By the 1980s the format had become remarkably stable; the cover would feature the boxtop art from one of Avalon Hill's games; The Avalon Hill Philosophy would contain industry news from the editor (though generally not mentioning games by other companies), a set of articles would contain variants for games, historical background to games, or game tactics/strategy discussions. The format by this time was 60 pages. A contest in each issue would focus on one particular game in the AH line, and the answer to a previous contest would appear. Each issue also had "So That's What You've Been Playing" showing statistics of mail in surveys included in each issue, where players rated the Avalon Hill (and later, Victory Games, the sister company to AH) titles they had been playing according to frequency. A Reader's Buyers Guide rated games on overall value, components, complexity, completeness, playability, availability, and game length (again, based the bi-monthly surveys). "The Infiltrator's Report" featured news on games in the Avalon Hill pipeline as well as industry news. The magazine would also contain full page advertisements for Avalon Hill Games (and for a brief period, a pull out section called "The Victory Games Insider" would feature news and information on Victory Games products). "The Question Box" would feature questions and answers previously received regarding rules of various Avalon Hill Games which would be published to clarify game playing procedures. Sports and Computer Games had their own sections, though the meat and potatoes of Avalon Hill's line were the board wargames. Certain flagship games would have semi-regular feature columns, such as Diplomacy's "The Complete Diplomat" or Advanced Squad Leader's "ASL Clinic".

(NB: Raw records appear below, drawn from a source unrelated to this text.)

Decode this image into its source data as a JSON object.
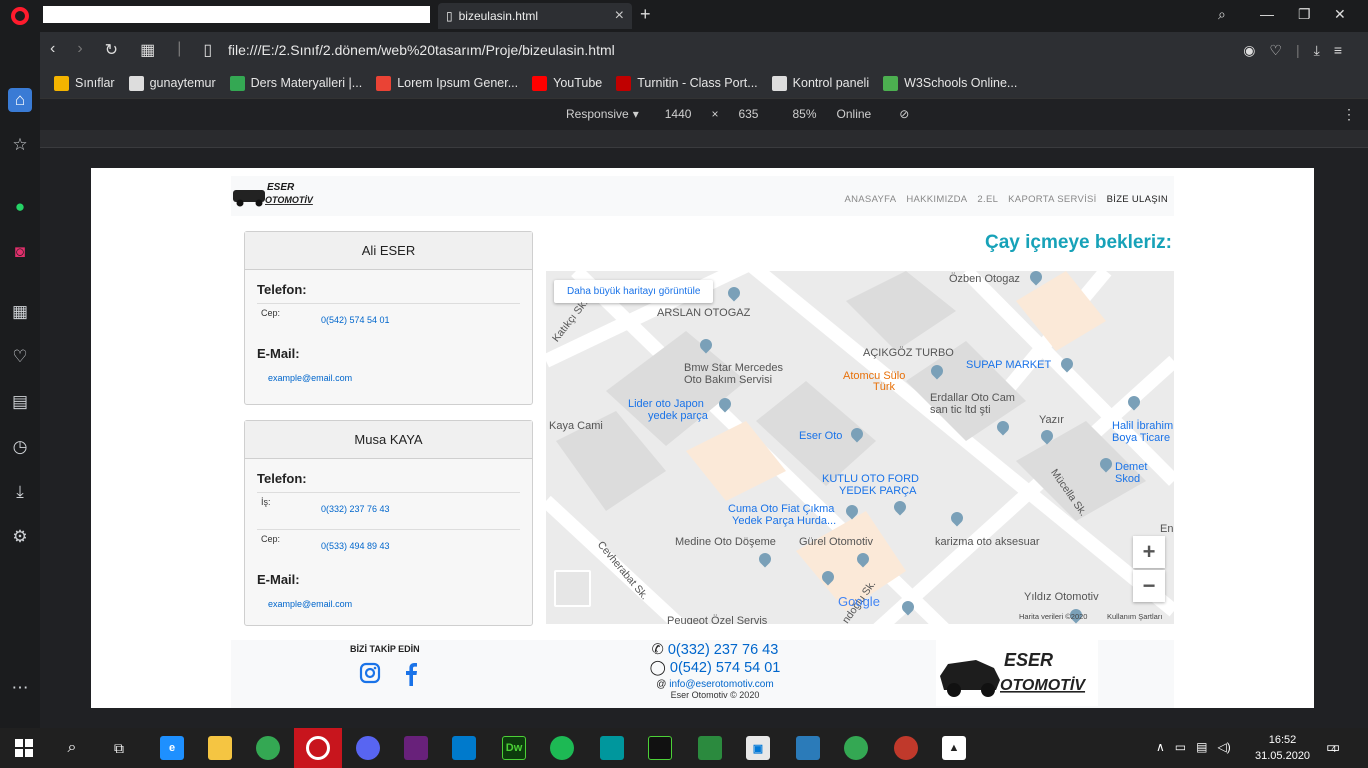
{
  "browser": {
    "tab_title": "bizeulasin.html",
    "address": "file:///E:/2.Sınıf/2.dönem/web%20tasarım/Proje/bizeulasin.html",
    "bookmarks": [
      {
        "label": "Sınıflar",
        "color": "#f4b400"
      },
      {
        "label": "gunaytemur",
        "color": "#dddddd"
      },
      {
        "label": "Ders Materyalleri |...",
        "color": "#34a853"
      },
      {
        "label": "Lorem Ipsum Gener...",
        "color": "#ea4335"
      },
      {
        "label": "YouTube",
        "color": "#ff0000"
      },
      {
        "label": "Turnitin - Class Port...",
        "color": "#c00000"
      },
      {
        "label": "Kontrol paneli",
        "color": "#dddddd"
      },
      {
        "label": "W3Schools Online...",
        "color": "#4caf50"
      }
    ],
    "devtools": {
      "mode": "Responsive",
      "width": "1440",
      "times": "×",
      "height": "635",
      "zoom": "85%",
      "throttle": "Online"
    }
  },
  "site": {
    "nav": {
      "items": [
        "ANASAYFA",
        "HAKKIMIZDA",
        "2.EL",
        "KAPORTA SERVİSİ",
        "BİZE ULAŞIN"
      ],
      "active": "BİZE ULAŞIN"
    },
    "logo_text_1": "ESER",
    "logo_text_2": "OTOMOTİV",
    "cards": [
      {
        "name": "Ali ESER",
        "phone_label": "Telefon:",
        "phones": [
          {
            "type": "Cep:",
            "number": "0(542) 574 54 01"
          }
        ],
        "mail_label": "E-Mail:",
        "mail": "example@email.com"
      },
      {
        "name": "Musa KAYA",
        "phone_label": "Telefon:",
        "phones": [
          {
            "type": "İş:",
            "number": "0(332) 237 76 43"
          },
          {
            "type": "Cep:",
            "number": "0(533) 494 89 43"
          }
        ],
        "mail_label": "E-Mail:",
        "mail": "example@email.com"
      }
    ],
    "map_title": "Çay içmeye bekleriz:",
    "map": {
      "larger_map": "Daha büyük haritayı görüntüle",
      "credits": "Harita verileri ©2020",
      "terms": "Kullanım Şartları",
      "google": "Google",
      "zoom_in": "+",
      "zoom_out": "−",
      "pois": [
        "Özben Otogaz",
        "ARSLAN OTOGAZ",
        "Bmw Star Mercedes",
        "Oto Bakım Servisi",
        "AÇIKGÖZ TURBO",
        "SUPAP MARKET",
        "Atomcu Sülo",
        "Türk",
        "Erdallar Oto Cam",
        "san tic ltd şti",
        "Lider oto Japon",
        "yedek parça",
        "Kaya Cami",
        "Eser Oto",
        "Yazır",
        "Halil İbrahim",
        "Boya Ticare",
        "Demet Skod",
        "KUTLU OTO FORD",
        "YEDEK PARÇA",
        "Cuma Oto Fiat Çıkma",
        "Yedek Parça Hurda...",
        "Medine Oto Döşeme",
        "Gürel Otomotiv",
        "karizma oto aksesuar",
        "Yıldız Otomotiv",
        "Peugeot Özel Servis",
        "En"
      ],
      "streets": [
        "Katıkçı Sk.",
        "Cevherabat Sk.",
        "Mücella Sk.",
        "ndoğlu Sk."
      ]
    },
    "footer": {
      "follow": "BİZİ TAKİP EDİN",
      "phone1": "0(332) 237 76 43",
      "phone2": "0(542) 574 54 01",
      "email": "info@eserotomotiv.com",
      "copyright": "Eser Otomotiv © 2020"
    }
  },
  "taskbar": {
    "time": "16:52",
    "date": "31.05.2020",
    "notifications": "4"
  }
}
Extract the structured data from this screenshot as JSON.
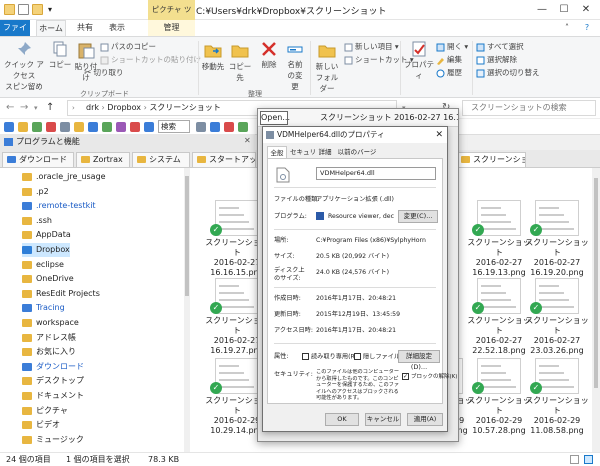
{
  "window": {
    "title": "C:¥Users¥drk¥Dropbox¥スクリーンショット",
    "context_tab": "ピクチャ ツール"
  },
  "ribbon_tabs": [
    "ファイル",
    "ホーム",
    "共有",
    "表示",
    "管理"
  ],
  "ribbon": {
    "quick_access": "クイック アクセス\nスピン留め",
    "copy": "コピー",
    "paste": "貼り付け",
    "copy_path": "パスのコピー",
    "paste_shortcut": "ショートカットの貼り付け",
    "cut": "切り取り",
    "clipboard_group": "クリップボード",
    "move_to": "移動先",
    "copy_to": "コピー先",
    "delete": "削除",
    "rename": "名前の変更",
    "organize_group": "整理",
    "new_folder": "新しいフォルダー",
    "new_item": "新しい項目",
    "shortcut": "ショートカット",
    "properties": "プロパティ",
    "open": "開く",
    "edit": "編集",
    "history": "履歴",
    "select_all": "すべて選択",
    "select_none": "選択解除",
    "invert_selection": "選択の切り替え"
  },
  "address": {
    "path": [
      "drk",
      "Dropbox",
      "スクリーンショット"
    ],
    "search_placeholder": "スクリーンショットの検索"
  },
  "toolbar": {
    "search_label": "検索"
  },
  "favorites": {
    "label": "プログラムと機能"
  },
  "tabs": [
    "ダウンロード",
    "Zortrax",
    "システム",
    "スタートアップ",
    "スクリーンショット"
  ],
  "nav_items": [
    {
      "label": ".oracle_jre_usage",
      "color": "normal"
    },
    {
      "label": ".p2",
      "color": "normal"
    },
    {
      "label": ".remote-testkit",
      "color": "blue"
    },
    {
      "label": ".ssh",
      "color": "normal"
    },
    {
      "label": "AppData",
      "color": "normal"
    },
    {
      "label": "Dropbox",
      "color": "selected"
    },
    {
      "label": "eclipse",
      "color": "normal"
    },
    {
      "label": "OneDrive",
      "color": "normal"
    },
    {
      "label": "ResEdit Projects",
      "color": "normal"
    },
    {
      "label": "Tracing",
      "color": "blue"
    },
    {
      "label": "workspace",
      "color": "normal"
    },
    {
      "label": "アドレス帳",
      "color": "normal"
    },
    {
      "label": "お気に入り",
      "color": "normal"
    },
    {
      "label": "ダウンロード",
      "color": "blue"
    },
    {
      "label": "デスクトップ",
      "color": "normal"
    },
    {
      "label": "ドキュメント",
      "color": "normal"
    },
    {
      "label": "ピクチャ",
      "color": "normal"
    },
    {
      "label": "ビデオ",
      "color": "normal"
    },
    {
      "label": "ミュージック",
      "color": "normal"
    }
  ],
  "files": [
    {
      "name": "スクリーンショット\n2016-02-27\n16.16.15.png",
      "col": 0,
      "row": 0
    },
    {
      "name": "スクリーンショット\n2016-02-27\n16.19.13.png",
      "col": 4,
      "row": 0
    },
    {
      "name": "スクリーンショット\n2016-02-27\n16.19.20.png",
      "col": 5,
      "row": 0
    },
    {
      "name": "スクリーンショット\n2016-02-27\n16.19.27.png",
      "col": 0,
      "row": 1
    },
    {
      "name": "スクリーンショット\n2016-02-27\n22.52.18.png",
      "col": 4,
      "row": 1
    },
    {
      "name": "スクリーンショット\n2016-02-27\n23.03.26.png",
      "col": 5,
      "row": 1
    },
    {
      "name": "スクリーンショット\n2016-02-29\n10.29.14.png",
      "col": 0,
      "row": 2
    },
    {
      "name": "スクリーンショット\n2016-02-29\n10.34.20.png",
      "col": 1,
      "row": 2
    },
    {
      "name": "スクリーンショット\n2016-02-29\n10.56.03.png",
      "col": 2,
      "row": 2
    },
    {
      "name": "スクリーンショット\n2016-02-29\n10.56.38.png",
      "col": 3,
      "row": 2
    },
    {
      "name": "スクリーンショット\n2016-02-29\n10.57.28.png",
      "col": 4,
      "row": 2
    },
    {
      "name": "スクリーンショット\n2016-02-29\n11.08.58.png",
      "col": 5,
      "row": 2
    }
  ],
  "status": {
    "count": "24 個の項目",
    "selected": "1 個の項目を選択",
    "size": "78.3 KB"
  },
  "viewer": {
    "open_label": "Open...",
    "title": "スクリーンショット 2016-02-27 16.17.19.png"
  },
  "dialog": {
    "title": "VDMHelper64.dllのプロパティ",
    "tabs": [
      "全般",
      "セキュリティ",
      "詳細",
      "以前のバージョン"
    ],
    "filename": "VDMHelper64.dll",
    "rows": [
      {
        "label": "ファイルの種類:",
        "value": "アプリケーション拡張 (.dll)"
      },
      {
        "label": "プログラム:",
        "value": "Resource viewer, decompiler &"
      },
      {
        "label": "場所:",
        "value": "C:¥Program Files (x86)¥SylphyHorn"
      },
      {
        "label": "サイズ:",
        "value": "20.5 KB (20,992 バイト)"
      },
      {
        "label": "ディスク上\nのサイズ:",
        "value": "24.0 KB (24,576 バイト)"
      },
      {
        "label": "作成日時:",
        "value": "2016年1月17日、20:48:21"
      },
      {
        "label": "更新日時:",
        "value": "2015年12月19日、13:45:59"
      },
      {
        "label": "アクセス日時:",
        "value": "2016年1月17日、20:48:21"
      }
    ],
    "change_btn": "変更(C)...",
    "attr_label": "属性:",
    "readonly": "読み取り専用(R)",
    "hidden": "隠しファイル(H)",
    "detail_btn": "詳細設定(D)...",
    "security_label": "セキュリティ:",
    "security_text": "このファイルは他のコンピューターから取得したものです。このコンピューターを保護するため、このファイルへのアクセスはブロックされる可能性があります。",
    "unblock": "ブロックの解除(K)",
    "ok": "OK",
    "cancel": "キャンセル",
    "apply": "適用(A)"
  }
}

Under Tucker's editorship, the magazine underwent a facelift and positioned itself in the center of the boardgaming hobby by acknowledging the wider hobby with reviews of competing company games and the expanding computer gaming market. Through surveys, marketing through retail bookstores, and a better understanding the interests of its core following, the magazine turned around previous declining subscription trends, with a 25% increase in subscriptions in two years.

The General ceased publication in the wake of the Avalon Hill buyout by Hasbro in 1998. The last issue was Volume 32, Number 3. Hasbro briefly toyed with the idea of having another of its subsidiaries, Wizards of the Coast, operate the magazine, but couldn't make a business case for it before Tucker moved on to become the editor of C3i magazine for GMT Games.

==Successors==
Operations Magazine by Multi-Man Publishing considers itself a direct descendant; editor Bruce Monnin's first issue (No. 46, Fall 2004) carried the following message:

On the MMP website, when describing Operations, it states, "The content of the magazine will slowly evolve to include other MMP games and will eventually become to MMP what The General was to The Avalon Hill Game Company."

Multi-Man Publishing has the rights to several important former AH games, including Advanced Squad Leader . Operations Magazine ceased publications in 2010 (its last full regular issue was in 2008), replaced in 2011 with Special Ops magazine.

==Reviews==
The British wargame magazine Perfidious Albion (est. 1976) often included summaries and opinions on recent issues of The General (and other magazines); for example PA issue #8 (August 1976) leaf #12, includes information about The General issue May-June 1976. Similar information can be found in issue numbers 6,14,16,18,19,21,25,28,29,30, 33, 35, 37, 39, 44, 45, 46, 47, 48. 49 and 50. Back issue archives are available online.